Sunday, April 21, 2013

Survivor's Blog April 21, 2013- Never believe everything they tell you.....

Never believe everything they tell you, or as I read on a bumper sticker yesterday, " the more you disapprove, the more fun it is for me!" As many of you may have noticed, I have not had the best week ever. Despite my affirmations, and attempt at a very positive attitude, this week has taken its toll on me. For some reason my reaction to chemo also triggered an emotional storm that caused me some very negative thoughts along with a very typical allergic reaction.

So I had to stop and remember principles that have gotten me through this two year cancer process. I am hoping some of these principles might help you in your journey:

1. As a patient, you have the right to ask as many questions as you need to understand your condition. No matter who it bothers, or whom you drive crazy with phone calls  .. you have a right to understand what is happening ( or what will happen) to you regardless of whom it makes uncomfortable.

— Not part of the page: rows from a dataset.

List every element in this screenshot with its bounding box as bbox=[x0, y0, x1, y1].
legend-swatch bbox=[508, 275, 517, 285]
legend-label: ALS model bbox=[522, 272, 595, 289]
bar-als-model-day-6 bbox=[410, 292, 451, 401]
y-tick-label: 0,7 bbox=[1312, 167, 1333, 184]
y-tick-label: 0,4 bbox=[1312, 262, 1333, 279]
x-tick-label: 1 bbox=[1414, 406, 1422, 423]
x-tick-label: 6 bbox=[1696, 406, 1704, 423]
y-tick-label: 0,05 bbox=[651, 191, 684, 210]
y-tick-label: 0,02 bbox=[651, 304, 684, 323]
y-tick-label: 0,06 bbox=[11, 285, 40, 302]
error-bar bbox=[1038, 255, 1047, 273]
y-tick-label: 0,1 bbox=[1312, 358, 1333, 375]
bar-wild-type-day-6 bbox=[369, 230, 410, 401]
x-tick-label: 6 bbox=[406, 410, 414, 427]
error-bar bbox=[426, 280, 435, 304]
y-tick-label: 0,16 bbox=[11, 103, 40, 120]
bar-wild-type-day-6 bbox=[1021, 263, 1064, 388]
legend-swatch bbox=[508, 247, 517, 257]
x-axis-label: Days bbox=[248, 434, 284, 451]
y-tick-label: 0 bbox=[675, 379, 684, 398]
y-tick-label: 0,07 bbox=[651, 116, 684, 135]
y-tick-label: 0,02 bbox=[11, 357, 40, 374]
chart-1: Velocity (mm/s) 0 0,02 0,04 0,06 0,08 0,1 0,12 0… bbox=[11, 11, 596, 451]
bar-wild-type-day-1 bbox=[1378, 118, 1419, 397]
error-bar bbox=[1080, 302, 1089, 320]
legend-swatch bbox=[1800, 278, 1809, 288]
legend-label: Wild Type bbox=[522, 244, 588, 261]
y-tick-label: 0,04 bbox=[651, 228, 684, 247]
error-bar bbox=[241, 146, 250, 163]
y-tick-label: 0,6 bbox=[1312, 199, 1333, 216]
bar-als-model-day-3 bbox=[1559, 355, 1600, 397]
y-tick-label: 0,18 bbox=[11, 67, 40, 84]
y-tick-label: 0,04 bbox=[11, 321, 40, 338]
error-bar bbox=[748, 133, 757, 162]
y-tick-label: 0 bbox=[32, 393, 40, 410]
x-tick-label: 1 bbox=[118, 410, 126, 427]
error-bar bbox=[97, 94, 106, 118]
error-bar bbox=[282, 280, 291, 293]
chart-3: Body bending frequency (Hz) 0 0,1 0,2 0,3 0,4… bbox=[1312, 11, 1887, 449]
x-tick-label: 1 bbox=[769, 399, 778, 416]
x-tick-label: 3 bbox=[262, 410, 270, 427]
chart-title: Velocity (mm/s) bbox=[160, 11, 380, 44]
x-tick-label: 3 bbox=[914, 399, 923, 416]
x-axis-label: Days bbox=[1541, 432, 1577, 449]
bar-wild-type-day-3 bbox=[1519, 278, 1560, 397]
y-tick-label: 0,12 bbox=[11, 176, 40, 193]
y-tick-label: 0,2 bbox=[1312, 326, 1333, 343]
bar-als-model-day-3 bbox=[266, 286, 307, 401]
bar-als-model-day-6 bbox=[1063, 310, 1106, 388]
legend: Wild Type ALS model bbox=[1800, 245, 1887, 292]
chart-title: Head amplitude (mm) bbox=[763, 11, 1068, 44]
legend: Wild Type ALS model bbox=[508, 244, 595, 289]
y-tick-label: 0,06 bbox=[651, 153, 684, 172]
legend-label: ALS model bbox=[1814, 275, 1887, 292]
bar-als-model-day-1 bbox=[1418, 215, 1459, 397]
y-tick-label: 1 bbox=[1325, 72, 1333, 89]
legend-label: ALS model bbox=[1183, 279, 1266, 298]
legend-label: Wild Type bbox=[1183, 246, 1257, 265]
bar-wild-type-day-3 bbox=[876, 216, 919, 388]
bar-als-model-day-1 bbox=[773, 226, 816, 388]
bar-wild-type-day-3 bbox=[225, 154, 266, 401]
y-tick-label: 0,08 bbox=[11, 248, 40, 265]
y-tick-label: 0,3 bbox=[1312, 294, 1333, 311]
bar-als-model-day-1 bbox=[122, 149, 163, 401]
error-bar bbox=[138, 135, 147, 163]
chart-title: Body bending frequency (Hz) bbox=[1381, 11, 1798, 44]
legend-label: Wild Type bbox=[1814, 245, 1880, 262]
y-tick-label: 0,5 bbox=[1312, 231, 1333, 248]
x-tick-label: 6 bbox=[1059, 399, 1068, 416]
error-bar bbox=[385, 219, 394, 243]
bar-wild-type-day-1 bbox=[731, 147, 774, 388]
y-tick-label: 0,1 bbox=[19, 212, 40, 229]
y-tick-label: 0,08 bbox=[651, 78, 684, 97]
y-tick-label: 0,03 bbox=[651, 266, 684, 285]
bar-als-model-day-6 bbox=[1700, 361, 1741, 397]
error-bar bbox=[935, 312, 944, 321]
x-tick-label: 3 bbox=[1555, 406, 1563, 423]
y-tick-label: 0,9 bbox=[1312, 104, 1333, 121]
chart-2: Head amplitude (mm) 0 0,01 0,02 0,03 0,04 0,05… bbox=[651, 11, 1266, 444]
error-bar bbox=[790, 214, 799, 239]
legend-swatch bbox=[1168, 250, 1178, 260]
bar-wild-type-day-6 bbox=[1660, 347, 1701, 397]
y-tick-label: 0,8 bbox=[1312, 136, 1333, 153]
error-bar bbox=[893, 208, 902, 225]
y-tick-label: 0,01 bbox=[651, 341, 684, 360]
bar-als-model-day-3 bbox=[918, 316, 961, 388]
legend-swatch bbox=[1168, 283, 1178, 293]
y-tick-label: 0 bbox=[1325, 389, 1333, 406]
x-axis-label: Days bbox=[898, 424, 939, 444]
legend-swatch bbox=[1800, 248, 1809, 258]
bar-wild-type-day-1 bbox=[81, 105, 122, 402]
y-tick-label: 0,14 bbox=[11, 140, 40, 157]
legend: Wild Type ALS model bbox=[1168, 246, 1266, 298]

2. You have the right to say no! Ultimately, cancer treatment is designed to help you live a longer fuller life. If the treatment starts to cause you harm, or you feel uncomfortable it is your job to say no! Seek alternatives. Ultimately, your doctors and nurses are there to help you through this process, not make your health care decisions for you.

3. You have the right to a second opinion or as many opinions as you need. Your doctor may be in charge of your care but, he will not be offended if you seek the counsel of another doctor. Last time I sought a second opinion I did do the polite thing and inform my doctor of what I was doing and why but, regardless of what he ultimately thought, I went and talked to another oncologist.

This week while making this decision, I have sought the counsel of my General Practitioner and the Training nurse at SCOA. Before I make my final decision, I am going to speak to my counselor as well. When I am fully informed, I will make my decision prior to restarting chemo on May 1.

4. If family or friends are offended or worried about my decisions as a patient .. so be it!! I have been wrestling with the tough decision to continue with treatment or not. I need to decide whether to start a new type of chemotherapy that may have devastating side effects for an artist like myself or not.  Part of the problem with deciding whether to follow my doctor's advice has been how my family will feel if I say no to this treatment, when my doctor is saying it is my next best chance at a cure? Is my quality of life more important than the ultimate length of my life? I am still struggling with this decision. One thing I do know in my bones is that the decision is mine.. if it upsets folks so be it!!!


Ultimately, I need to remember that the choices lie with me not my family or my health care team.